When I came here last summer, there was a display in the window from Valentine’s Day, with a giant heart made out of macarons. Now, the window is covered in a plastic tarp. The inside is gutted, with plywood on the floor and “Caution” tape hanging from the ceiling. 

Down the street at The Comfort Diner, co-owner Tarek Soliman has been trying to tough it out. “We never thought it’s gonna stay like two years, the pandemic,” Soliman said.

Last year, he didn’t think the business would make it. He had so few customers that he went to his landlord in the summer and said he couldn’t do it anymore.

Tarek Soliman of The Comfort Diner. (Marielle Segarra/Marketplace)

“I call him and tell him, ‘Come take your key.’ I say, ‘because I don’t make money.'” They made a deal: He’d pay 25% of the rent.

Recently, Soliman’s landlord came back and asked for 50%. Sales have not gone up by that much, he said. “I said ‘No I can’t pay 50,’ so I gave him 35%. I tell him in January we come to talk again.”

Forget about making a profit. One thing that’s kept him going? He wants to work, he doesn’t want to stay home.  

Paulina Lis of Perfect Pint East. (Marielle Segarra/Marketplace)

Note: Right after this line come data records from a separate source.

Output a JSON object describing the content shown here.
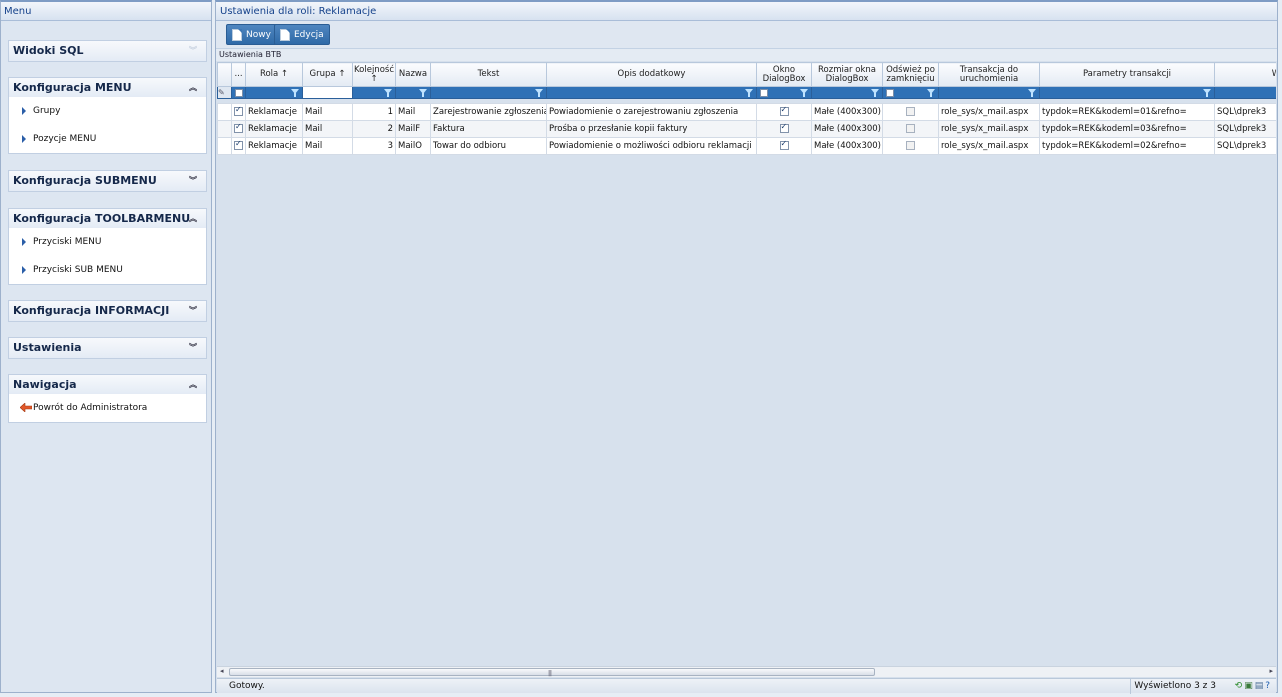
{
  "left_panel": {
    "title": "Menu",
    "sections": [
      {
        "title": "Widoki SQL",
        "expanded": false,
        "items": []
      },
      {
        "title": "Konfiguracja MENU",
        "expanded": true,
        "items": [
          "Grupy",
          "Pozycje MENU"
        ]
      },
      {
        "title": "Konfiguracja SUBMENU",
        "expanded": false,
        "items": []
      },
      {
        "title": "Konfiguracja TOOLBARMENU",
        "expanded": true,
        "items": [
          "Przyciski MENU",
          "Przyciski SUB MENU"
        ]
      },
      {
        "title": "Konfiguracja INFORMACJI",
        "expanded": false,
        "items": []
      },
      {
        "title": "Ustawienia",
        "expanded": false,
        "items": []
      },
      {
        "title": "Nawigacja",
        "expanded": true,
        "items": [
          "Powrót do Administratora"
        ]
      }
    ]
  },
  "right_panel": {
    "title": "Ustawienia dla roli: Reklamacje",
    "toolbar": {
      "new_label": "Nowy",
      "edit_label": "Edycja"
    },
    "grid_title": "Ustawienia BTB",
    "columns": {
      "more": "...",
      "rola": "Rola ↑",
      "grupa": "Grupa ↑",
      "kolejnosc": "Kolejność ↑",
      "nazwa": "Nazwa",
      "tekst": "Tekst",
      "opis": "Opis dodatkowy",
      "okno": "Okno DialogBox",
      "rozmiar": "Rozmiar okna DialogBox",
      "odswiez": "Odśwież po zamknięciu",
      "transakcja": "Transakcja do uruchomienia",
      "parametry": "Parametry transakcji",
      "last": "W"
    },
    "rows": [
      {
        "checked": true,
        "rola": "Reklamacje",
        "grupa": "Mail",
        "kolejnosc": "1",
        "nazwa": "Mail",
        "tekst": "Zarejestrowanie zgłoszenia",
        "opis": "Powiadomienie o zarejestrowaniu zgłoszenia",
        "okno": true,
        "rozmiar": "Małe (400x300)",
        "odswiez": false,
        "transakcja": "role_sys/x_mail.aspx",
        "parametry": "typdok=REK&kodeml=01&refno=",
        "last": "SQL\\dprek3"
      },
      {
        "checked": true,
        "rola": "Reklamacje",
        "grupa": "Mail",
        "kolejnosc": "2",
        "nazwa": "MailF",
        "tekst": "Faktura",
        "opis": "Prośba o przesłanie kopii faktury",
        "okno": true,
        "rozmiar": "Małe (400x300)",
        "odswiez": false,
        "transakcja": "role_sys/x_mail.aspx",
        "parametry": "typdok=REK&kodeml=03&refno=",
        "last": "SQL\\dprek3"
      },
      {
        "checked": true,
        "rola": "Reklamacje",
        "grupa": "Mail",
        "kolejnosc": "3",
        "nazwa": "MailO",
        "tekst": "Towar do odbioru",
        "opis": "Powiadomienie o możliwości odbioru reklamacji",
        "okno": true,
        "rozmiar": "Małe (400x300)",
        "odswiez": false,
        "transakcja": "role_sys/x_mail.aspx",
        "parametry": "typdok=REK&kodeml=02&refno=",
        "last": "SQL\\dprek3"
      }
    ],
    "status": {
      "ready": "Gotowy.",
      "count": "Wyświetlono 3 z 3"
    }
  },
  "colors": {
    "accent": "#2f71b6",
    "title_text": "#15428b",
    "panel_bg": "#dde6f1"
  }
}
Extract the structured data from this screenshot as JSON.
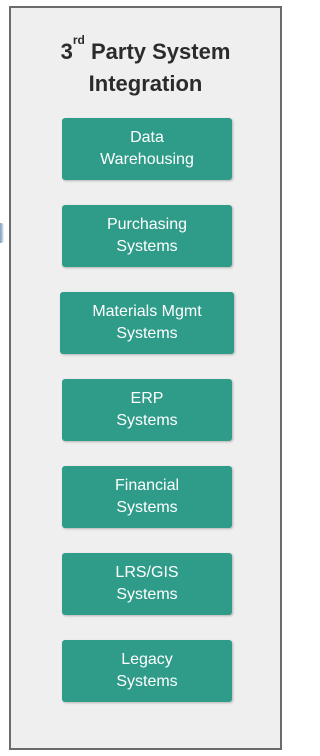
{
  "panel": {
    "title_sup_prefix": "3",
    "title_sup": "rd",
    "title_line1_rest": " Party System",
    "title_line2": "Integration",
    "accent_color": "#2f9c89",
    "border_color": "#6b6b6b",
    "background_color": "#efefef"
  },
  "systems": [
    {
      "label": "Data\nWarehousing"
    },
    {
      "label": "Purchasing\nSystems"
    },
    {
      "label": "Materials Mgmt\nSystems"
    },
    {
      "label": "ERP\nSystems"
    },
    {
      "label": "Financial\nSystems"
    },
    {
      "label": "LRS/GIS\nSystems"
    },
    {
      "label": "Legacy\nSystems"
    }
  ]
}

It’s not all bleak. I walked by a chain restaurant and saw people who had to be office workers lined up to order lunch in their button-downs and slacks. 

Paulina Lis, general manager at an Irish pub, The Perfect Pint East, told me that business has been picking up and it feels good. “People need to be together, you know? People are not meant to be alone,” she said. “Once we’re alone, we just start getting crazy.”

Down the street, there’s a coffee shop called Little Collins, which opened in December 2020 and serves things like espresso, cold brew and sandwiches. 

Nic Curnow of Little Collins. (Marielle Segarra/Marketplace)

“Each week, aside from maybe, like, a couple of holiday weeks, it’s been picking up,” said co-owner Nic Curnow. But even with that sales increase and a federal pandemic loan, the business has debts to pay. “You know, rent’s backdated. We won’t be in the green, I don’t think, for a wee while yet.”

That’s just the reality in this neighborhood right now. Things are getting better, but they’re still far from normal.

It’s one of those in-between times. Nobody expected to be here, and nobody knows what’s on the other side.